Gloria Victoria uses mixed media techniques to create images that evoke bloody battlefields and the horrors of war, with imagery of combat and massacres from the bombing of Dresden in World War II to Guernica, from the Spanish Civil War to Star Wars, in a style inspired by expressionism, constructivism, cubism as well as surrealism.
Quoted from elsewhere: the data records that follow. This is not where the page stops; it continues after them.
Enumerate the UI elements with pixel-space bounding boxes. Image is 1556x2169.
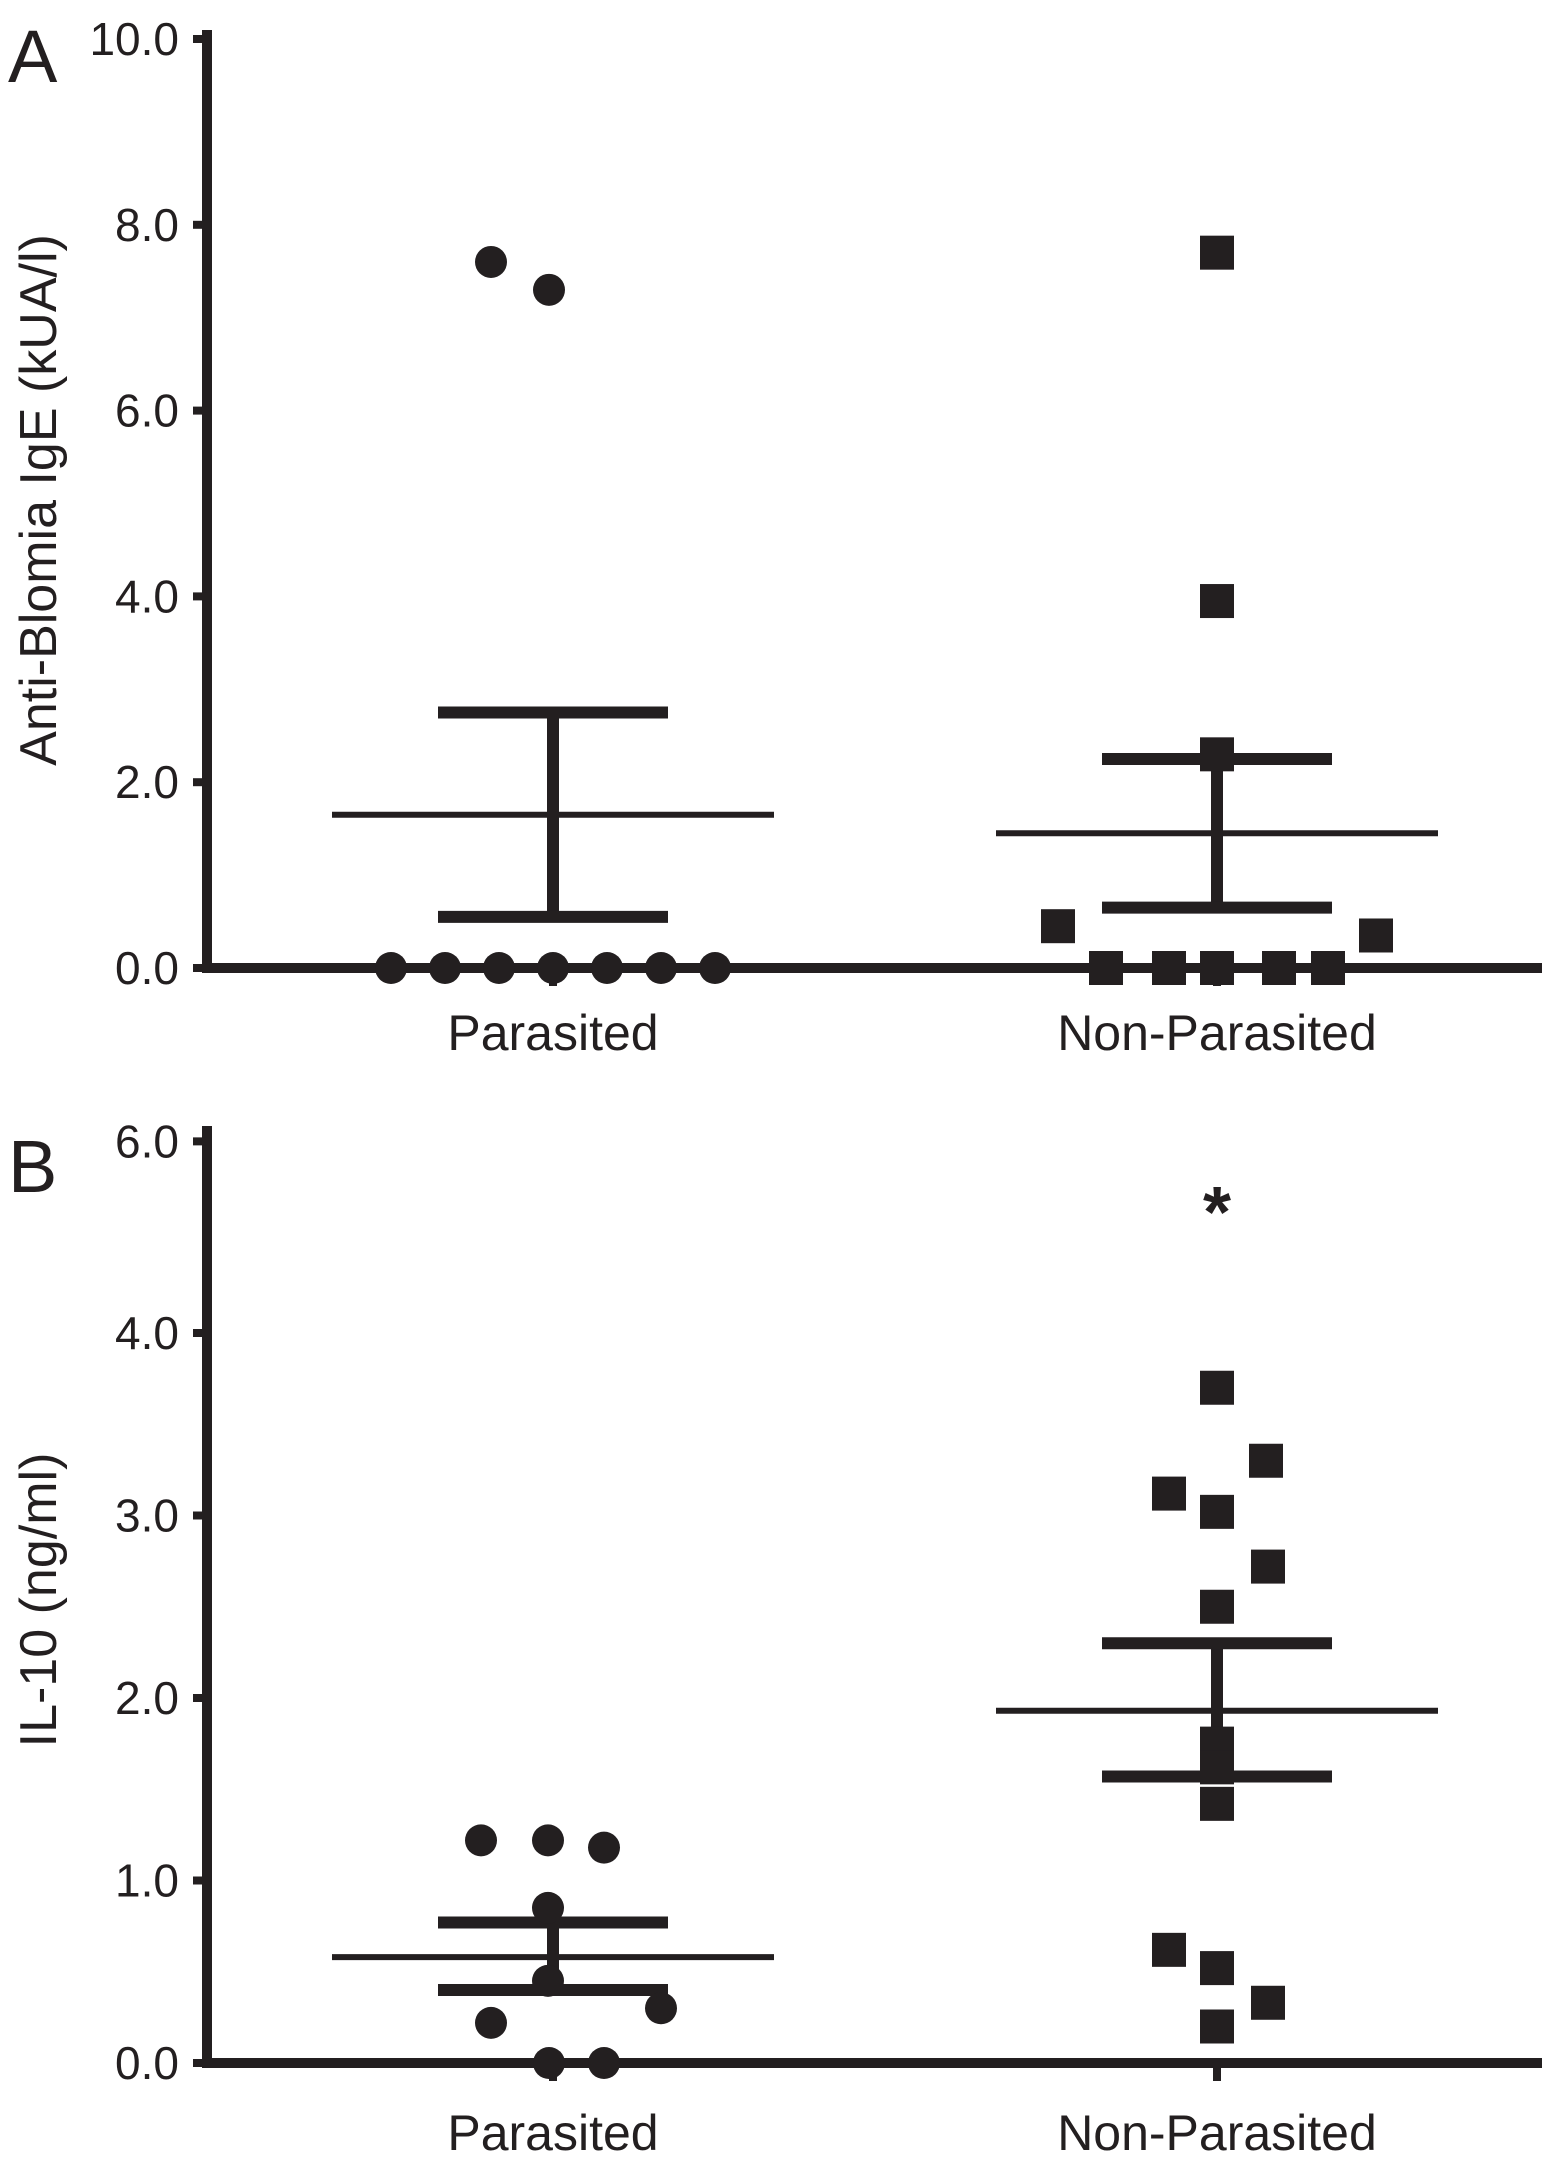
data-point-square bbox=[1200, 1786, 1234, 1821]
data-point-square bbox=[1200, 951, 1234, 985]
data-point-circle bbox=[532, 1824, 564, 1857]
data-point-circle bbox=[475, 2006, 507, 2039]
data-point-square bbox=[1200, 1370, 1234, 1405]
data-point-square bbox=[1200, 737, 1234, 772]
data-point-square bbox=[1200, 1589, 1234, 1624]
y-tick-label: 10.0 bbox=[89, 13, 179, 65]
y-axis-label: IL-10 (ng/ml) bbox=[10, 1453, 68, 1748]
category-label: Parasited bbox=[447, 1005, 658, 1061]
category-label: Parasited bbox=[447, 2105, 658, 2161]
data-point-square bbox=[1152, 1476, 1186, 1511]
data-point-circle bbox=[645, 1992, 677, 2025]
data-point-square bbox=[1200, 1494, 1234, 1529]
data-point-circle bbox=[591, 952, 623, 984]
data-point-circle bbox=[537, 952, 569, 984]
y-tick-label: 4.0 bbox=[115, 570, 179, 622]
significance-asterisk: * bbox=[1203, 1173, 1231, 1253]
y-tick-label: 4.0 bbox=[115, 1307, 179, 1359]
y-tick-label: 0.0 bbox=[115, 2037, 179, 2089]
y-tick-label: 2.0 bbox=[115, 756, 179, 808]
data-point-square bbox=[1262, 951, 1296, 985]
panel-label: B bbox=[8, 1125, 57, 1208]
data-point-square bbox=[1200, 1750, 1234, 1785]
y-tick-label: 2.0 bbox=[115, 1672, 179, 1724]
data-point-circle bbox=[588, 1831, 620, 1864]
data-point-circle bbox=[533, 273, 565, 306]
data-point-square bbox=[1251, 1549, 1285, 1584]
data-point-square bbox=[1089, 951, 1123, 985]
data-point-circle bbox=[533, 2047, 565, 2079]
data-point-square bbox=[1041, 909, 1075, 944]
data-point-square bbox=[1200, 2009, 1234, 2044]
data-point-square bbox=[1359, 918, 1393, 953]
data-point-square bbox=[1200, 584, 1234, 619]
y-tick-label: 6.0 bbox=[115, 1115, 179, 1167]
data-point-circle bbox=[645, 952, 677, 984]
panel-label: A bbox=[8, 15, 58, 98]
data-point-circle bbox=[475, 245, 507, 278]
data-point-circle bbox=[429, 952, 461, 984]
y-tick-label: 6.0 bbox=[115, 385, 179, 437]
data-point-circle bbox=[483, 952, 515, 984]
data-point-square bbox=[1152, 1932, 1186, 1967]
data-point-circle bbox=[375, 952, 407, 984]
data-point-circle bbox=[699, 952, 731, 984]
category-label: Non-Parasited bbox=[1057, 1005, 1377, 1061]
data-point-square bbox=[1200, 1951, 1234, 1986]
data-point-circle bbox=[465, 1824, 497, 1857]
y-tick-label: 1.0 bbox=[115, 1855, 179, 1907]
data-point-square bbox=[1200, 235, 1234, 270]
y-tick-label: 8.0 bbox=[115, 199, 179, 251]
data-point-square bbox=[1311, 951, 1345, 985]
data-point-square bbox=[1251, 1985, 1285, 2020]
y-tick-label: 0.0 bbox=[115, 942, 179, 994]
category-label: Non-Parasited bbox=[1057, 2105, 1377, 2161]
data-point-square bbox=[1152, 951, 1186, 985]
data-point-circle bbox=[532, 1891, 564, 1924]
data-point-square bbox=[1249, 1443, 1283, 1478]
y-tick-label: 3.0 bbox=[115, 1490, 179, 1542]
data-point-circle bbox=[532, 1964, 564, 1997]
data-point-circle bbox=[588, 2047, 620, 2079]
y-axis-label: Anti-Blomia IgE (kUA/l) bbox=[10, 234, 68, 766]
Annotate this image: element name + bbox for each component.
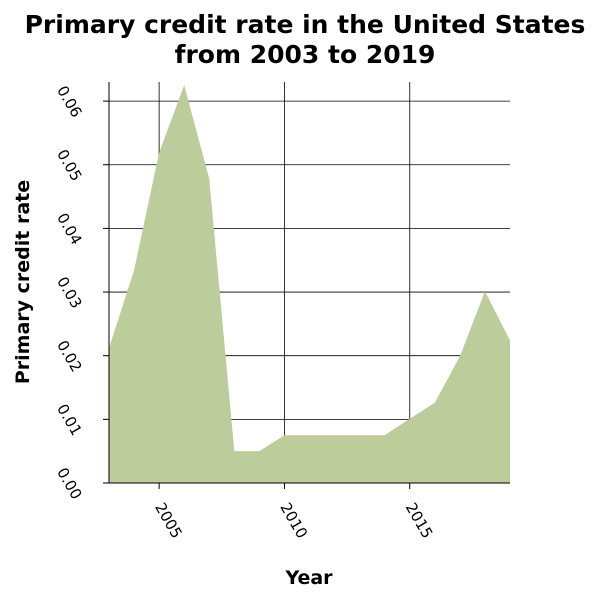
x-tick-label-1: 2010 <box>276 499 311 541</box>
x-axis-title: Year <box>284 567 333 589</box>
y-tick-label-4: 0.04 <box>53 210 85 248</box>
x-tick-label-0: 2005 <box>151 499 186 541</box>
y-tick-label-3: 0.03 <box>53 274 85 312</box>
y-tick-label-6: 0.06 <box>53 83 85 121</box>
x-tick-label-2: 2015 <box>402 499 437 541</box>
plot-area: 0.00 0.01 0.02 0.03 0.04 0.05 0.06 2005 2010 2015 <box>53 82 510 542</box>
y-tick-label-5: 0.05 <box>53 146 85 184</box>
chart-title-line-2: from 2003 to 2019 <box>175 40 436 69</box>
y-axis-title: Primary credit rate <box>12 180 34 384</box>
chart-title-line-1: Primary credit rate in the United States <box>25 10 586 39</box>
area-series-0 <box>109 85 510 483</box>
y-tick-label-2: 0.02 <box>53 337 85 375</box>
y-tick-label-1: 0.01 <box>53 401 85 439</box>
y-tick-label-0: 0.00 <box>53 465 85 503</box>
Ushev has stated that the film is "less geometric" in its animation than his previous works and that he sought to flatten the 3-D effect as the film progressed towards its climax, so as to convey the emotion of a human being at war.[1][3]

The seven-minute film took Ushev two years to create, using traditional animation and computer animation tools.[2]

Release and reception

The film received the FIPRESCI critics prize at the 2013 Annecy International Animated Film Festival in June 2013. Gloria Victoria was screened as part of the Short Cuts Canada program at the 2013 Toronto International Film Festival.[4] It was named as Most Well Liked Animated Short of 2013 in a survey of fifteen festival programmers and critics, selected by eleven out of fifteen people surveyed.

Accolades

In 2014, Gloria Victoria won the Golden Sheaf Award for Best Animation at the Yorkton Film Festival.[5] The film also got a nomination at 2014 Hollywood's Annie Awards.[2][6]

The film was a Canadian Screen Award nominee for Best Animated Short at the 2nd Canadian Screen Awards in 2014.[7]